Signals from the individual customer meters are transmitted back to the utility’s billing office through a fixed network of collectors and repeaters. Collecting multiple daily readings gives the city a more accurate and detailed view of water consumption and trends and helps to flag instances of potential non-revenue water such as activity on supposedly vacant properties or the loss of signals at active accounts. The city also uses leak data to provide adjustments on customers’ sewer bills for ‘undetectable leaks’ — where the water leaked into the ground instead of down the drain and into the sewer system. In the future, Fairborn is also looking to complement its quadrennial leak studies with periodic comparisons of daily treatment volumes vs. daily billing volumes, helping the city understand where the water is going and streamlining operations.

In addition to operational management uses, the city also uses the data to support its customer service department. It utilizes a user-friendly online customer portal, which the city promotes every opportunity it gets — through bills, texts, emails, and on its website. That makes user data accessible to individual customers to empower them with greater understanding and control over their own water usage. As part of that service, the city established default parameters for automated customer notifications involving continuous leaks (constant, low-level use for 72 hours straight) and burst leaks (elevated-volume use for 8 hours straight). Customers can also add their own parameters for additional notification requests.

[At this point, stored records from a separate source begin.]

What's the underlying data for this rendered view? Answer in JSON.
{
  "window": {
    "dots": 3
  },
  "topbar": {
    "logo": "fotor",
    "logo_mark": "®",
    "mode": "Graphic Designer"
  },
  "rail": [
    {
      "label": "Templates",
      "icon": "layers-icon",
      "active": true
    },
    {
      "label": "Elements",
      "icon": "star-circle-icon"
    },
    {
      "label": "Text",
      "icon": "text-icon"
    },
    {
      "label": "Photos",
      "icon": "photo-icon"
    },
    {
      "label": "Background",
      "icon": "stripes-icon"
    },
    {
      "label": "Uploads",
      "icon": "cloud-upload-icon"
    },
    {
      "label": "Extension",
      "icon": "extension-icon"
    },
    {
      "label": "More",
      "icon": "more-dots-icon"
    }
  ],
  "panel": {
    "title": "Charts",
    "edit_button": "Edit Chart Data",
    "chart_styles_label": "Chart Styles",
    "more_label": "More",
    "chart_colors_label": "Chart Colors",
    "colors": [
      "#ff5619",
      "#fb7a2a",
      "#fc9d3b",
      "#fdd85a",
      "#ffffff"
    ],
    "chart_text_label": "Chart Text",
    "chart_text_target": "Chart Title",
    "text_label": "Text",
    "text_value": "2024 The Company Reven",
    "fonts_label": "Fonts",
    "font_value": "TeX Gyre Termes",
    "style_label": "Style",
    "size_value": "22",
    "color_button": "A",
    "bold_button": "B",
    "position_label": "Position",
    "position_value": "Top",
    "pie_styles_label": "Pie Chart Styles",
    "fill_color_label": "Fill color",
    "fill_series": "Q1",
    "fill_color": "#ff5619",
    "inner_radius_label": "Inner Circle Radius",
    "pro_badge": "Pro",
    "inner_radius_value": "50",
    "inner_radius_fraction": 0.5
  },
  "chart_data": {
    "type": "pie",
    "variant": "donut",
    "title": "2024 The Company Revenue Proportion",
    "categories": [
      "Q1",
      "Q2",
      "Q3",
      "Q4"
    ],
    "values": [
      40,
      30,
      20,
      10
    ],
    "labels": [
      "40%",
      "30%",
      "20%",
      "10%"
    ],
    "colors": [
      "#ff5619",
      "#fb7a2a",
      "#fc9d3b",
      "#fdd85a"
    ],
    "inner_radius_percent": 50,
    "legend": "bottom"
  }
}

The Proof Is in the Performance

The three biggest concerns going into the project — software integration, managing data storage, and customer reactions — turned out smoother than expected, thanks to the city spelling out its plans and expectations in detail and proactively addressing them with all supporting vendors, programmers, and product managers. With the city’s relatively small IT department, a managed service offering presented the best choice to save a lot of time, effort, and upfront capital expense, while making the transition go smoothly.

One early harbinger of success cited by Danielle Wolfe, the revenue manager for the City of Fairborn, came from a property manager of Wright State University student housing who used the customer portal to identify 29 leaking toilets and a slab leak within the first month. Because 70 percent of Fairborn’s population lives in rental properties — including multiunit buildings on a single meter — landlords especially appreciate the timely data available through the customer portal. Wolfe reports that individual customers also compliment the utility on a daily basis for the ability to spot unanticipated water consumption and proactively notify customers of potential issues.

One unique way Wolfe is leveraging the city’s upgraded AMI capabilities during the coronavirus pandemic is to use access to granular consumption data to help project revenue shortfalls based on comparisons of commercial hotel water usage for equal time periods before and after the local shelter-in-place order.

Once Wolfe has two complete years of AMI data, she anticipates being able to compare year-over-year statistics to pinpoint seasonal fluctuations and create more accurate future water usage and revenue forecasts. Identifying distribution system water loss is another anticipated area of interest and, of course, promoting even greater customer portal engagement will be a continuing part of the effort.

When asked for advice the utility would give to other utilities considering AMI, Wolfe responded that “It is worth it. Our staff has seen that. It’s a lot of data coming in; it’s a lot of verifying and making sure that everything is right. But it’s absolutely been worth it.”